Back from Hawaii, and finalizing the press release, invites, and guest list for the Souvenir screening on the 19th. Drop a line if you'd like to be added to my guest list, otherwise, check out MoMA's site for times, etc. I'll obviously post more about this.
Some quotes that caught my attention, except where noted, from the NY Times (Sun. Times in HI: $7.50)
"Design demands observation," Mr. Castiglioni would explain, Ms. [Paola] Antonelli said, as though there was easily a life's work in seeing, in the commonplace, what others couldn't.

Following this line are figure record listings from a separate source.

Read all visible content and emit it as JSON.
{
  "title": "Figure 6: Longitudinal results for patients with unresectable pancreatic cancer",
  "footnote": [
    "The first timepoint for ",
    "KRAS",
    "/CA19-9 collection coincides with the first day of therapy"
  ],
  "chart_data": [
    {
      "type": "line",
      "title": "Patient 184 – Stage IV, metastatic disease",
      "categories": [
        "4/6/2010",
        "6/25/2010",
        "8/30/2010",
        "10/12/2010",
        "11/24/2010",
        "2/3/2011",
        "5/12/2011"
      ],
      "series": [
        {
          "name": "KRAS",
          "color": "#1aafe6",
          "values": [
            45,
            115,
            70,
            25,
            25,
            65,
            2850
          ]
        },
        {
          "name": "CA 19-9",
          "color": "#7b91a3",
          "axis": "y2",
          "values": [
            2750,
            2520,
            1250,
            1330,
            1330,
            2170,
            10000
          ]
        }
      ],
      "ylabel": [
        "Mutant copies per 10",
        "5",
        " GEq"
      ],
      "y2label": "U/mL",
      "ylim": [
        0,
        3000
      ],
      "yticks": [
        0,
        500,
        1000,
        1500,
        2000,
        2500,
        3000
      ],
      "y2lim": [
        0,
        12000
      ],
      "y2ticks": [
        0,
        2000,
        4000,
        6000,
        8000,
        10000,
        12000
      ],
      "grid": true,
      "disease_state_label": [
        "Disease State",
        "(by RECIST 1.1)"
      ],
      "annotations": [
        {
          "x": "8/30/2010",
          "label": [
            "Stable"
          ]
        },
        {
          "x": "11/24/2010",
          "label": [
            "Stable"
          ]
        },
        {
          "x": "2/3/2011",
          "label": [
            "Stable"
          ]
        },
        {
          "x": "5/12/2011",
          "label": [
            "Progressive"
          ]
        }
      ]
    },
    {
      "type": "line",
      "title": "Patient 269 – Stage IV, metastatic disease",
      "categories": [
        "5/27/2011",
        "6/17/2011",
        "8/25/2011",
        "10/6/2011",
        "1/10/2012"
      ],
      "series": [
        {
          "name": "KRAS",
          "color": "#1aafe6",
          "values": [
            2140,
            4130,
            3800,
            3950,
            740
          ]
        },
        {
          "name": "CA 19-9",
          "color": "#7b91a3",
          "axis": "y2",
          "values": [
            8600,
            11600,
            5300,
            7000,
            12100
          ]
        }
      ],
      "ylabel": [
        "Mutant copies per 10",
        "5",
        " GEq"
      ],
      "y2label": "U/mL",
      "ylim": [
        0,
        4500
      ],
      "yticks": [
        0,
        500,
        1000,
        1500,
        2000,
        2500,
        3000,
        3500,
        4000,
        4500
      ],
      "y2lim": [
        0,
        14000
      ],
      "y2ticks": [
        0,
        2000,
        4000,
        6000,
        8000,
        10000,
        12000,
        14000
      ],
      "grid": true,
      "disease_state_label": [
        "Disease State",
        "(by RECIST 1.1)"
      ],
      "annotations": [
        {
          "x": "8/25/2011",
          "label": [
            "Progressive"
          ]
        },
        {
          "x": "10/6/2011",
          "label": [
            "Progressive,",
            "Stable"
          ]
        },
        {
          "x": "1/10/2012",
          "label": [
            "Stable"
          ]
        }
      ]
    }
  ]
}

- William Hamilton's obituary for Achille Castiglioni
...Even Americans of modest means have had a tradition of keeping an unused room as a carefully decorated stage set for a play that is rarely, perhaps never, performed.
- Judith Martin (aka Miss Manners), quoted in the review of her new book
It was sort of like one of those moments when it seems like a good idea to invite a hillbilly to dinner. Then the hillbilly comes and ends up ruining the carpet.
- Although it's so good it could be from anywhere, it's an anonymous celebrity aghast at Richard "Survivor" Hatch's horrible behavior at a Broadway show. Quoted in the NY Observer 15th anniversary edition.
We all have opinions about almost everything, and the temptation to toss them in is great. To air ones view gratuitously, however, is to imply that the demand for them is brisk, which may not be the case, and which, in any event, may not be relevant to the discussion. Opinions scattered indiscriminately about leave the mark of egotism at work. Similarly, to air one's view at an improper time may be in bad taste. If you have received a letter inviting you to speak at the dedication of a new cat hospital, and you hate cats, your reply, declining the invitation, does not necessarily have to cover the full range of your emotions. You must make it clear that you will not attend, but you do not have to let fly at cats.
- William Strunk and E. B. White's Elements of Style, excerpted in Jack Spade Quarterly, which, with two issues in two+ years, would be more appropriately titled Jack Spade Nonchalantly
Usually, the magazine Architecture observed in 1903, "the engineer makes the design, hands it to the architect to add a lantern or two, makes it fancy, and the artistic conscience of the interested community is at rest."
- Christopher Gray's Nov. 24 article on building the Queensboro Bridge
...Stanton Eckstut, a principal of the firm hired by the Port Authority, said that while the development corporation's seven teams of architects might be working on pretty building designs, he alone was preparing substantive plans for the site's streets, transportation facilities and underground infrastructure.
- plus Áa change. Edward Wyatt's Dec. 1 article on the WTC site rebuilding process.